Saturday, September 28, 2013


The first time I saw PLANET OF THE VAMPIRES (1965) was at my buddy Blake Brown's house on a Friday night when we were in high school in the early 1970s. Blake had cable television (which, in those days, meant he could get broadcast signals from San Antonio as well as Austin) and KSAT-Channel 12 out of San Antonio ran PROJECT TERROR, a late night horror movie double feature every Friday night beginning at 10:30 p.m. I'm sure our viewing experience was accompanied by the following food staples: one giant bowl of homemade queso, one giant bowl of homemade guacamole, one giant bag of Fritos, giant peanut butter and strawberry preserves sandwiches and giant glasses of ice cold milk. I've seen the film a couple of times since then and I watched it again yesterday afternoon but it wasn't nearly as much fun as that first time all those years ago.

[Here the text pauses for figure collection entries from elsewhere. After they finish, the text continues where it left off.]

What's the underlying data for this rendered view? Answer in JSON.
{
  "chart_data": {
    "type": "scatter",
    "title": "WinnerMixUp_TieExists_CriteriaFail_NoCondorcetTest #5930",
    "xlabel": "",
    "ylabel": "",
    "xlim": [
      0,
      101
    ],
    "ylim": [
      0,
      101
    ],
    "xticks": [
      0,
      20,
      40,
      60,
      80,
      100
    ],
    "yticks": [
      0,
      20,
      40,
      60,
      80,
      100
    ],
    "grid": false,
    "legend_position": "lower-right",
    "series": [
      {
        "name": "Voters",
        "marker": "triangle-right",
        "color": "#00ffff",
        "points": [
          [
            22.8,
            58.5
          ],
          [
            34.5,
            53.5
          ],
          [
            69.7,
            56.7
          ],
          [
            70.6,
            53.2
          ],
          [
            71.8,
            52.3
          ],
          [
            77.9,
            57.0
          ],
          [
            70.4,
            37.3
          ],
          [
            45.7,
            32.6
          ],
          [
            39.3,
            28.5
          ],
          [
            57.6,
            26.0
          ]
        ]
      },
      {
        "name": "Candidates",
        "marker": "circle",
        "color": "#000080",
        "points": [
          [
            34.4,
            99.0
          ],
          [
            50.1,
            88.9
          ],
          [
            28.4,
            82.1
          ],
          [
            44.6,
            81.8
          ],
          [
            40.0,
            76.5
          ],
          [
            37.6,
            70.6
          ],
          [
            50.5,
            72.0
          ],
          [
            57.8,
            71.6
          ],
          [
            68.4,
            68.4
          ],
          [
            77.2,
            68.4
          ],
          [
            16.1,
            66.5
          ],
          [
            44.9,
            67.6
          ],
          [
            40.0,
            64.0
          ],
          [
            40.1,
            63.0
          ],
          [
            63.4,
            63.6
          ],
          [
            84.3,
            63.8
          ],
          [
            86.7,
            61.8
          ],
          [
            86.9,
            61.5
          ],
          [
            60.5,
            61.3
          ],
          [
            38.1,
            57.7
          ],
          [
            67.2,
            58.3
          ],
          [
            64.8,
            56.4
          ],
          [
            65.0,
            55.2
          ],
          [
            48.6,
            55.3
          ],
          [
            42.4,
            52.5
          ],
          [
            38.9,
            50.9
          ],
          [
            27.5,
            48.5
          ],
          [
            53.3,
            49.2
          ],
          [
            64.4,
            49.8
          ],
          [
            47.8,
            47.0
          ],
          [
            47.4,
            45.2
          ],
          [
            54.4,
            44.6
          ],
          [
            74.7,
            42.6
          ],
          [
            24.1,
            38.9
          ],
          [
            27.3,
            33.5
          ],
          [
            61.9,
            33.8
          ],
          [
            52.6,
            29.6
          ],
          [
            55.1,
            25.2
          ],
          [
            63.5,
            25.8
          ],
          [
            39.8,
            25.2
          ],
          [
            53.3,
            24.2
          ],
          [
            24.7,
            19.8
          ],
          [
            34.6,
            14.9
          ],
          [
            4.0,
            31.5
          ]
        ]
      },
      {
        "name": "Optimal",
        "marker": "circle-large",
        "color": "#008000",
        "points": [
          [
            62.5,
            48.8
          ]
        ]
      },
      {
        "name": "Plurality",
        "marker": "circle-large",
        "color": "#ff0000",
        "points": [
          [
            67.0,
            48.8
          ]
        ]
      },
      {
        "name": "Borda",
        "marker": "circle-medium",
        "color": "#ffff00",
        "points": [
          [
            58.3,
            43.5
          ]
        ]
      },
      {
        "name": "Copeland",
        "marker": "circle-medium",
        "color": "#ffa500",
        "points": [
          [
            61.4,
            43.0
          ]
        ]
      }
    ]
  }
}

Directed by Italian genre maestro Mario Bava, PLANET OF THE VAMPIRES is a colorful science fiction/horror hybrid. It's incorrectly titled however. There are no vampires in the film. The main villains are disembodied alien minds who cause the crew members of two spaceships to kill each other in order to possess and inhabit the dead bodies which then rise from the dead and attack the remaining living crew members. A more accurate title, given this plot device, would be PLANET OF THE ZOMBIES.

Bava didn't have a lot to work with in terms of budget but he makes the most out of plastic rocks, fog machines, colored light filters, in-camera special effects and creative camera placement to bring the surface of a hostile alien world to life. Shot entirely on sound stages at Cinecitta Studios in Rome, many of the planetscape scenes in POTV anticipate the yet-to-come STAR TREK television series.

The crew members all wear black leather spacesuits with yellow/gold piping (and very high and stiff collars) making them all look like students at Professor Charles Xavier's School for Gifted Students. The spaceship sets are cavernous and the tech and hardware on display is strictly off the shelf of a mid-60s Italian electronics surplus store.

Uber wooden Barry Sullivan is the only American actor in the cast but nobody watches PLANET OF THE VAMPIRES for the great performances (there aren't any). The chief appeal of the film is the fact that it clearly influenced Ridley Scott's ALIEN (1979) (as did IT! THE TERROR FROM BEYOND SPACE (1958)).

 A distress call from a cloud covered world. Huge spaceships with tripodal landing gear. A fog enshrouded planet surface with weird rock formations. A spaceship exit port that looks like a giant condom. A derelict alien spacecraft. Skeletal remains of giant aliens. An escape from the planet only to discover that aliens are actually aboard. All of these plot elements are in both PLANET OF THE VAMPIRES and ALIEN.

PLANET OF THE VAMPIRES isn't a great film but it's a genre touchstone for many of us monster kids. It's got a great little twist ending and it's worth seeing at least once if you're a horror/science fiction film enthusiast but I can't recommend it to a wider audience.